Asked if one is permitted from a Halakhic [Jewish-legal] standpoint to live in an area of danger, Rabbi Kaminetzky responded:
"A certain measure of danger is clearly permitted; one may ride in a car or cross the street, despite the danger of traffic accidents. But beyond this, those who live today in Sderot - just like when we lived in Gush Katif in Gaza - these are not merely personal issues. The eyes of the whole world and nation are upon Sderot. If, Heaven forbid, it is abandoned, this will give another tremendous back-wind to terrorism, encouraging them to try to empty out more towns in Israel, Heaven forbid - a tragic situation that would be a tremendous and terrible desecration of the name of Israel and of G-d...
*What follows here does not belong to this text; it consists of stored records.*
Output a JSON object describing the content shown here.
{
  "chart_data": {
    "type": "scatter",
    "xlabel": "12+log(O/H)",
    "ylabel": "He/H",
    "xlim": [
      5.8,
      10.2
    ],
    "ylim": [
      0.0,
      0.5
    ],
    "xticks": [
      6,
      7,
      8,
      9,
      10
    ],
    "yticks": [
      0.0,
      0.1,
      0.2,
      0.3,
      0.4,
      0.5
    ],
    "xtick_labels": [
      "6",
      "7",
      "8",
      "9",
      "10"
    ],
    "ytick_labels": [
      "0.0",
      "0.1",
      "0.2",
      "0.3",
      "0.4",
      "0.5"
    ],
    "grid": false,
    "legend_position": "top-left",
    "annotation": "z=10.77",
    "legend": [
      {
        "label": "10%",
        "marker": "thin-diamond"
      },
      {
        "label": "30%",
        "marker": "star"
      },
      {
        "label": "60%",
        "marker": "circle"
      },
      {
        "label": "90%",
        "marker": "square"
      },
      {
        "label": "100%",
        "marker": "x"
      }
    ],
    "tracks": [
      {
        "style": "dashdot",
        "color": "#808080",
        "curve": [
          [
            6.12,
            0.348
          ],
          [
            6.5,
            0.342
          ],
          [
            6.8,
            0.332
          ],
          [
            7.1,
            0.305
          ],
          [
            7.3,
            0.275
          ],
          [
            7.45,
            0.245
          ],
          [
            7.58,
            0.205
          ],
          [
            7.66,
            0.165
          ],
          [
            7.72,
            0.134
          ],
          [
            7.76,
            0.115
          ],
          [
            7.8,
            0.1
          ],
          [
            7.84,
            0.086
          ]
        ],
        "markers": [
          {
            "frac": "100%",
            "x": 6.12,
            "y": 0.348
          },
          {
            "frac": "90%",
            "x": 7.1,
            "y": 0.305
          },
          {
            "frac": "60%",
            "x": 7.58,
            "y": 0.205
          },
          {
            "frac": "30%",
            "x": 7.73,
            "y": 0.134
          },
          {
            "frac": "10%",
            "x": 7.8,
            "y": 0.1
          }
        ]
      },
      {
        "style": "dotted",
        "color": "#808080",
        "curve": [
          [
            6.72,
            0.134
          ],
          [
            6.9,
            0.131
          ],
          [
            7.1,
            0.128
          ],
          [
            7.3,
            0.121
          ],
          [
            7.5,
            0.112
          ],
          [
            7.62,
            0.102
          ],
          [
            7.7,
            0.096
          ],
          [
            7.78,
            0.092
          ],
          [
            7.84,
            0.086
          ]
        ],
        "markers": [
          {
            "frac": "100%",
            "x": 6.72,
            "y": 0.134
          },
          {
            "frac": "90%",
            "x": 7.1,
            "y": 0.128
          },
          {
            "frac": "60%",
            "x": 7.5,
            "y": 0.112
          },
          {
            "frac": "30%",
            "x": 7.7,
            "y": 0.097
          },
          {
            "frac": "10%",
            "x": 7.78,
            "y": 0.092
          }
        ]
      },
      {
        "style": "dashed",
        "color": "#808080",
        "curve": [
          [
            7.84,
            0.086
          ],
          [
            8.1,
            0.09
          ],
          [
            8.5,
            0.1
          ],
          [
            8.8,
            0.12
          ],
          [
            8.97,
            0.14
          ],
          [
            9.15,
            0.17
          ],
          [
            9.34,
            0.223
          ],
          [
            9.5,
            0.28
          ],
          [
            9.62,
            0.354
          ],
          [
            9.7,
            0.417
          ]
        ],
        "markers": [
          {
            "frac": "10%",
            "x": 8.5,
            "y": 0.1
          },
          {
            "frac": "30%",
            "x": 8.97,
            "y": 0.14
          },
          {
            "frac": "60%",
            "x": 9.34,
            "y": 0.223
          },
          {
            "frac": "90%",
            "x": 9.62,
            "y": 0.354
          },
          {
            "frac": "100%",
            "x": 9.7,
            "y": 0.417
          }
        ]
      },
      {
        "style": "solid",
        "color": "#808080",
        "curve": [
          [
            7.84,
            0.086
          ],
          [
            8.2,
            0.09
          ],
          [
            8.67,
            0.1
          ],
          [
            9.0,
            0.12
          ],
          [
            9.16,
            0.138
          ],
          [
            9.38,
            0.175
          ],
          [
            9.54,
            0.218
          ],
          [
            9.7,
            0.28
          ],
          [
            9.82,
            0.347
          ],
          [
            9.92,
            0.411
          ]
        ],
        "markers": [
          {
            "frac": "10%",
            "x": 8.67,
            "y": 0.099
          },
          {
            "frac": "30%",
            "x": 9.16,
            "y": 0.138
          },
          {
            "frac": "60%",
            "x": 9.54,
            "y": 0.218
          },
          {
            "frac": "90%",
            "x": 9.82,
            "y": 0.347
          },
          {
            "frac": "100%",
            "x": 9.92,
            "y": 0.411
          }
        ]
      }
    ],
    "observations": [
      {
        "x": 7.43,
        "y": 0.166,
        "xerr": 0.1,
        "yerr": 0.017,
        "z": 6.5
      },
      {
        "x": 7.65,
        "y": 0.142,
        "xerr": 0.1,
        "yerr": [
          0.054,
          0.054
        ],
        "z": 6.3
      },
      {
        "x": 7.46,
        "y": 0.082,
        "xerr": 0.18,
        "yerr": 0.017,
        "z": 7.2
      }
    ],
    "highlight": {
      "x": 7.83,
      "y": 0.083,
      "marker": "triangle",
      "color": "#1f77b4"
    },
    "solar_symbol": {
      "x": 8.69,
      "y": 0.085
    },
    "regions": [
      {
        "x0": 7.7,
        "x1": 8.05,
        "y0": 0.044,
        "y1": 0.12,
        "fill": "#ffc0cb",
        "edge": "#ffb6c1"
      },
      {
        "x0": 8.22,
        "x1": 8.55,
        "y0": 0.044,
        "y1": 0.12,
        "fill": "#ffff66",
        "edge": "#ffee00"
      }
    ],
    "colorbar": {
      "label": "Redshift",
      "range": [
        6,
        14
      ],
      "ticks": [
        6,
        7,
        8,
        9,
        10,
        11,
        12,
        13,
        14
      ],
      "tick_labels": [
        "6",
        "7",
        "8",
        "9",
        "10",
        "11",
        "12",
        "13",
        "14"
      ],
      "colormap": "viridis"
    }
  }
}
"The home-front has become the battle front, both in the north and now here in the south - and as such, it is part of the 'commanded war' the Torah instructs us to wage. If the home-front crumbles, the army won't have what to defend even if it finally receives the right commands."
Asked if such a message can also be brought to the "non-believing" public, the rabbi expressed confidence that it can: "Every Jew has a spark of faith, without which it is doubtful if he would remain in the country, enlist in the army and be willing to give his life for the nation. Moreover, at a time of crisis, more Jews thirst for something more spiritual and genuine that can give meaning to life and its tribulations."
"I therefore believe," the rabbi concluded, "that the words of Torah and faith on which we were raised and educated, and which gave the entire Gush Katif public the strength to survive such difficult situations, are also those which will empower the people of Sderot - and, eventually, the entire nation - to remain and continue the struggle and, in the end, emerge victorious."